Céline Saint-Charle a un incroyable talent…
Céline Saint-Charle, c’est une autrice dont je ne pensais pas aimer les livres. Elle écrit systématiquement dans les genres que je n’apprécie pas, voir que je déteste, et je me retrouve pourtant chaque fois à lire son bouquin, par un improbable concours de circonstance. J’aime pas le post-apo ? BAM ! Elle sort #SeulAuMonde qui m’a agréablement surprise par son humanité. J’aime pas la dystopie ? BIM ! Elle m’envoie la Divine Proportion en pleine face, qui a été un énorme coup de cœur et ce dés le comité de lecture (quand j’y étais encore) alors imaginez mon plaisir quand j’ai relu la version éditée. J’ai une aversion profonde pour les zombies ? ZBEM ! Voilà qu’elle débarque avec l’Apocalypse selon Sandra, roman avec lequel j’ai passé un excellent moment et qui déborde de bonnes idées.

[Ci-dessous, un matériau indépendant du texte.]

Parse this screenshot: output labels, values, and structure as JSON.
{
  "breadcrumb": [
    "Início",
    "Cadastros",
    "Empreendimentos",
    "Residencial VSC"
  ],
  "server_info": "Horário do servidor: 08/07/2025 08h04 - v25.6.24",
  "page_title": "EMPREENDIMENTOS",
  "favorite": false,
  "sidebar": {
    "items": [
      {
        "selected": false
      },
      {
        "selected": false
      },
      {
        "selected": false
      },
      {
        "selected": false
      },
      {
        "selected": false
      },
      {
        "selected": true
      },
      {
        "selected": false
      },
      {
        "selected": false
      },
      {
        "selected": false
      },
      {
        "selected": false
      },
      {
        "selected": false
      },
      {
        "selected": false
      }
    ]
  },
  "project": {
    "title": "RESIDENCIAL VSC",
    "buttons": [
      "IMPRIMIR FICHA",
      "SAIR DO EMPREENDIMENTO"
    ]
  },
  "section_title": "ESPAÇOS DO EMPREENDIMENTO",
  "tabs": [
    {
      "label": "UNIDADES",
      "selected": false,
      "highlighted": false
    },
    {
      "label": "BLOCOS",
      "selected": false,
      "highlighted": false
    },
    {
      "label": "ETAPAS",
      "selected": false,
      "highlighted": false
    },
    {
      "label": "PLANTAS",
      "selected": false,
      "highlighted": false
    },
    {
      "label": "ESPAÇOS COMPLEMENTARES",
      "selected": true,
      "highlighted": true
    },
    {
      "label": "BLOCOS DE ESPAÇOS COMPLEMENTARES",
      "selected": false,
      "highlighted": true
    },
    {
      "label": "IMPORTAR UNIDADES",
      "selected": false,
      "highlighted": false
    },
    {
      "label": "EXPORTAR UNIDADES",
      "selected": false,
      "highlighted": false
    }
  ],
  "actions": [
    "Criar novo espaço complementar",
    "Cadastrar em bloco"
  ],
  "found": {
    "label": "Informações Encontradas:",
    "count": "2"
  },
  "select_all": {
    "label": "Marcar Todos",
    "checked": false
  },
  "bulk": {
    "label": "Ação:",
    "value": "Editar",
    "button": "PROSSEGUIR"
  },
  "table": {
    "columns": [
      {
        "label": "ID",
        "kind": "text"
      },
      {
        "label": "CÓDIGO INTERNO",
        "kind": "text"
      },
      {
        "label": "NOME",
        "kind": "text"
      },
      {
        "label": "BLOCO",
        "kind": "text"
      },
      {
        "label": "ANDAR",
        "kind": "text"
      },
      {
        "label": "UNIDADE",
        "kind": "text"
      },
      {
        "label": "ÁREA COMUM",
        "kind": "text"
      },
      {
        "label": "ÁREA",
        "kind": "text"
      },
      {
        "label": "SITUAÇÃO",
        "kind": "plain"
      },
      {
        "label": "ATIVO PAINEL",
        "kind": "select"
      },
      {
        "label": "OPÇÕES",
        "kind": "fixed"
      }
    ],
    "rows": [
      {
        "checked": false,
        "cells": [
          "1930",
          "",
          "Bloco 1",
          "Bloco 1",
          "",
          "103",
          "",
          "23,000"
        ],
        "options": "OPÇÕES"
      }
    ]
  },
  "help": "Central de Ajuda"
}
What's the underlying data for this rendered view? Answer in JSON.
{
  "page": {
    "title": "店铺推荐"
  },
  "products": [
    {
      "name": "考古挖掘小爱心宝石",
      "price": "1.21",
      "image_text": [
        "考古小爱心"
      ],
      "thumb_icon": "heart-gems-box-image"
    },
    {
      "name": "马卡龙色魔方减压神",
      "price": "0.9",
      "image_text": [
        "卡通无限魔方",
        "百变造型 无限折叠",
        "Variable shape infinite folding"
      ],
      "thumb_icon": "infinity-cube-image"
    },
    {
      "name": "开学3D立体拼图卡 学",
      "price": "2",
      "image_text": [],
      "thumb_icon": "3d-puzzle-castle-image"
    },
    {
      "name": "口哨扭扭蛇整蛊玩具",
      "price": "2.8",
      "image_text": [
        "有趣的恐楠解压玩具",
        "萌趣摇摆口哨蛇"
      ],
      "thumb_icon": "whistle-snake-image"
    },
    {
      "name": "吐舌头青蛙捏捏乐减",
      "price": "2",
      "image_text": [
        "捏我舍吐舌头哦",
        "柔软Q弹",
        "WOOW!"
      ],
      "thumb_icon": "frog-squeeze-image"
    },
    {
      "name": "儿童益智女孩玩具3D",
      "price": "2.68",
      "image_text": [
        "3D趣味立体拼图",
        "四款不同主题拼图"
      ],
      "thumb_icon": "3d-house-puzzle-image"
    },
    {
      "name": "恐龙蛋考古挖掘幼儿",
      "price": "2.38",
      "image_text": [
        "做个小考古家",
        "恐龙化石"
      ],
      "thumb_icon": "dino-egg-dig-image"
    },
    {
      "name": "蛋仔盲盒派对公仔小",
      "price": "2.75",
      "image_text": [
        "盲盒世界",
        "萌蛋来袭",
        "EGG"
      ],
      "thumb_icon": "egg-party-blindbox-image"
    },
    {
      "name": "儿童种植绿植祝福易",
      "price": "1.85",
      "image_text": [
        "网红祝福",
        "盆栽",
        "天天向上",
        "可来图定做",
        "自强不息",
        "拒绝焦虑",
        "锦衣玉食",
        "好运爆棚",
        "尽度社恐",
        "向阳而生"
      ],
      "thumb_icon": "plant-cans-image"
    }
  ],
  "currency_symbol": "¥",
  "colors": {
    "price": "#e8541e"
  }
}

Je vis à présent dans la crainte qu’elle se mette à la romance.

De quoi ça parle ?
Sandra Cochrane est une jeune texane qui travaille dans le ranch familial. Le jour où l’apocalypse commence, Sandra accompagne son frère Tom pour tester l’une de ses inventions quand le shérif Perkins arrive. Il vient arrêter Diego, un gars pourtant sans histoire, qu’il accuse du meurtre de sa femme. On comprend rapidement que Perkins est un cliché du flic texan dans toute sa splendeur, avec le racisme et l’abus de pouvoir qui vont avec. Alors quand il devient un zombie et que Sandra finit menottée à lui, on n’imagine pas une seule seconde qu’on finira par éprouver de la sympathie à son égard…

Revisiter le genre.
Céline Saint-Charle semble passionnée par l’apocalypse et les zombies, cela se sent dans son récit car elle s’amuse à démonter un par un les codes du genre. Elle illustre parfaitement l’intérêt, pour un.e auteur.ice, de connaître le genre dans lequel iel écrit afin de pouvoir se le réapproprier et même, pourquoi pas, le renouveler. Quand je pense post-apo zombie, j’ai des images de The Walking Dead, d’intrigues violentes et gores autour de plusieurs groupes de survivants aux idéologies opposées, la loi du plus fort qui règne, la crasse, le désespoir, etc. Ici, on a tout ça, mais au lieu de se pencher sur les humains, l’autrice se place du côté des… zombies ! Et oui, même avec Sandra en narratrice dans une écriture à la première personne. On se rend vite compte que les véritables monstres ne sont pas ceux qu’on croit…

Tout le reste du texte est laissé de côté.